Week 3 Readings and In the News

Using Open Source Reconnaissance Tools for Business Partner Vulnerability Assessment (Young, S., 2014) . This article began with a warning about the legal risks of assessing the vulnerabilities of websites and servers used by prospective and current business partners, and went on to provide an informative discussion of a number of public information sources and non-intrusive open source reconnaissance tools that can be used to conduct vulnerability assessments.

The Art of Reconnaissance – Simple Techniques (Bhamidipati, S. 2001). This article presented reconnaissance as a straight forward three-step process.  The first step is reconnaissance and focuses on obtaining basic information about a target entity’s internet presence, including domain names, servers and IP addresses, network connection to the internet.   The second step uses pings and  port scanning via a series of commands to determine the nature and configurations of the entity’s machines including Operating Systems,  open ports and services that are open, running, and available.
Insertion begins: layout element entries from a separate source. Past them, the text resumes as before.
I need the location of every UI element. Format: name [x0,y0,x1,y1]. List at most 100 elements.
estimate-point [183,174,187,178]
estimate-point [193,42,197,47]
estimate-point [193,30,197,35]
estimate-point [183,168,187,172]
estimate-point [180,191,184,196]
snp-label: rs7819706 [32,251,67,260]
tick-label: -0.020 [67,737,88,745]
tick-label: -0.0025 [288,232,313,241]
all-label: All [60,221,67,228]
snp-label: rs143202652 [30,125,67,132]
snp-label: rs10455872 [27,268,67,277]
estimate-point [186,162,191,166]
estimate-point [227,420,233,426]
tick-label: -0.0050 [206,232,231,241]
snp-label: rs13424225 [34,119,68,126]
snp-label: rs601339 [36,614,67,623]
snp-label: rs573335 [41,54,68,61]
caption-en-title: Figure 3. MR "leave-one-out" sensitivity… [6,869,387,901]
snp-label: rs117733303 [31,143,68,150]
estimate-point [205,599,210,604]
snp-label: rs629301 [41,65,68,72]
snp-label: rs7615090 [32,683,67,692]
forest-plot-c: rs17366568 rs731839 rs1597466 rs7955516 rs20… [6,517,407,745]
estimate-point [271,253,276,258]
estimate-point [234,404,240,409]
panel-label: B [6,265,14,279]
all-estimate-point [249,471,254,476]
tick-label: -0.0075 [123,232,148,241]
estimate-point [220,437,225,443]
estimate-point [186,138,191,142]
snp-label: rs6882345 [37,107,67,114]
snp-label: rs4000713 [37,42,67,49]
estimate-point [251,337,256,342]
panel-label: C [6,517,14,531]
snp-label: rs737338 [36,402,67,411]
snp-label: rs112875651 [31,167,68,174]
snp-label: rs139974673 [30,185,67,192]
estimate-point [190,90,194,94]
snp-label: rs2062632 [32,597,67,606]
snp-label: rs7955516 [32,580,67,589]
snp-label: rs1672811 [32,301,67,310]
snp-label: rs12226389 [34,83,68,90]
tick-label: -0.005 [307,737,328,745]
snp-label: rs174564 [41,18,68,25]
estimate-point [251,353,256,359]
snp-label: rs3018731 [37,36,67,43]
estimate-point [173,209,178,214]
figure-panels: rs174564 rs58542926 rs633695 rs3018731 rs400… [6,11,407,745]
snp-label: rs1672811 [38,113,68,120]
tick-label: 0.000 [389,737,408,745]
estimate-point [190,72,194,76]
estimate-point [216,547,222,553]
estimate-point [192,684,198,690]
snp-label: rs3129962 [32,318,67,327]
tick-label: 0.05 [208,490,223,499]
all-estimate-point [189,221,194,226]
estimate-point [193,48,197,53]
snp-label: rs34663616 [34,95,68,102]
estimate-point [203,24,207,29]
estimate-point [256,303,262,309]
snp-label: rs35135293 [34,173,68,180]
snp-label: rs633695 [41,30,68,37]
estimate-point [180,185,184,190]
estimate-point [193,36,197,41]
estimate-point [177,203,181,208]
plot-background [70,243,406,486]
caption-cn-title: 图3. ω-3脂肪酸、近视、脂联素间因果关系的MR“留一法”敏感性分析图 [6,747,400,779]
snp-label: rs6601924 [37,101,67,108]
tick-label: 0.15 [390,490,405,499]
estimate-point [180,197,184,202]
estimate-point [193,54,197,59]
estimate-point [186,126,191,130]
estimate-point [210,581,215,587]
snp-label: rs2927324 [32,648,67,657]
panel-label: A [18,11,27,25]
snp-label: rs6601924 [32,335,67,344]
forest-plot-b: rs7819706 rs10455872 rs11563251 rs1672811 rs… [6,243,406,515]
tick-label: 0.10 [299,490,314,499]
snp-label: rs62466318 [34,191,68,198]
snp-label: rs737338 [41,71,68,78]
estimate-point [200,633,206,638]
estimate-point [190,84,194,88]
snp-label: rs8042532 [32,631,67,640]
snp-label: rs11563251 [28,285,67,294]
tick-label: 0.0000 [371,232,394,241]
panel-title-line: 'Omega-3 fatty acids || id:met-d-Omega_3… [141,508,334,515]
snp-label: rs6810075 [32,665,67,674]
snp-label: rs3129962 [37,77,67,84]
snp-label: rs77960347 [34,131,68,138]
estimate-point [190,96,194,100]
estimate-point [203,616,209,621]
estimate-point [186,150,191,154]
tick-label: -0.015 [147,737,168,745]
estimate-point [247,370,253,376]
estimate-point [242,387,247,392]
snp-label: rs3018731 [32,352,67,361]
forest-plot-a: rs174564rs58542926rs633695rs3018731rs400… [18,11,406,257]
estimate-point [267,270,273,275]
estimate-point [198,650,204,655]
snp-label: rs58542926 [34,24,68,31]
The third-step is a more detailed reconnaissance focused on finding out the software and versions supporting available services.  While the author does not actively mention it, it seems that the logical next step is to follow up and assess the vulnerabilities of the software versions being used.

Question for class:  Are any of the techniques described in the articles safe to use on my work computer, or would I be smarter to first set up “totally” anonymous accounts and non-work personal computer before delving into hands on reconnaissance and penetration testing?

 In the News Article –  BlackHat2014: Airport Scanners Riddled with Security Flaws (Rashid, F.Y. 2014-08-08).  Security researchers report that scanners used in many US airports are “riddled with security flaws.”   Flaws cited included storing baggage X-Ray machine user credentials in plain text, hardcoded passwords providing vendors backdoor access for maintenance and testing are vulnerable, and time clock system used to synchronize RSA security passwords is available from Internet.  http://www.infosecurity-magazine.com/news/airport-scanners-riddled-with/

Week 2 Reading and In The News

My takeaway from Chapter 2 – Enterprise Data Center Topology:  It seems that a good network architecture structurally decomposes incoming and outgoing traffic into n-tier functional service areas (i.e. client facing web tier, application tier, and database tier) to enable matching the placement of appropriate traffic-oriented defense mechanisms to the risk.  It is interesting to learn that load balancers can be equipped to serve as better DoS defense mechanisms than firewalls.

Question: Do the specialized defense mechanisms of individual CISCO appliances clearly reflect unique functions and complementary capabilities, or do they have both unique and overlapping capabilities that make understanding how to best combine them more of an alchemy and art than an engineering discipline and science?

 

In The News

New analysis method discovers eleven security flaws in popular Internet browsers – August 14, 2015, Homeland Security News Wire (http://www.homelandsecuritynewswire.com/dr20150814-new-analysis-method-discovers-eleven-security-flaws-in-popular-internet-browsers)  Facebook and USENIX awarded the second ever $100,000 Internet Defense Prize to researchers at Georgia Institute of Technology’s College of Computing for their techniques and tool that discovers security vulnerabilities in C++ data structure management functions used in popular web browsers – including  Chrome and Firefox.  Their research paper, “Type Casting Verification: Stopping an Emerging Attack Vector”, employs an innovative metadata inventory system that models the user of inheritance trees in polymorphic C++ code. The researchers’ discovered vulnerable programming techniques used to achieve fast browser runtime speeds in a trade-off for a “flow of control hijacking” vulnerability that can lead to execution of malicious code.  The main culprit, brought to light by Professor Wenke Lee and his research team, is the coding practice of runtime “down-casting” – an otherwise efficient programming technique that changes data types in real-time to support polymorphic data processing, which they found in nine areas of the GNU libstdc++ library used in Chrome and two areas in Firefox. Experimentation in developing the CAVER tool, led the research team to analyze object-oriented type hierarchy techniques used in internet browser enabling C++ code-bases, and discover “dozens of previously unknown bad-casting bugs.”  Their receipt of the Internet Defense Prize recognizes this accomplishment, and is intended to encourage further research into harder and more difficult high-impact areas of cybersecurity.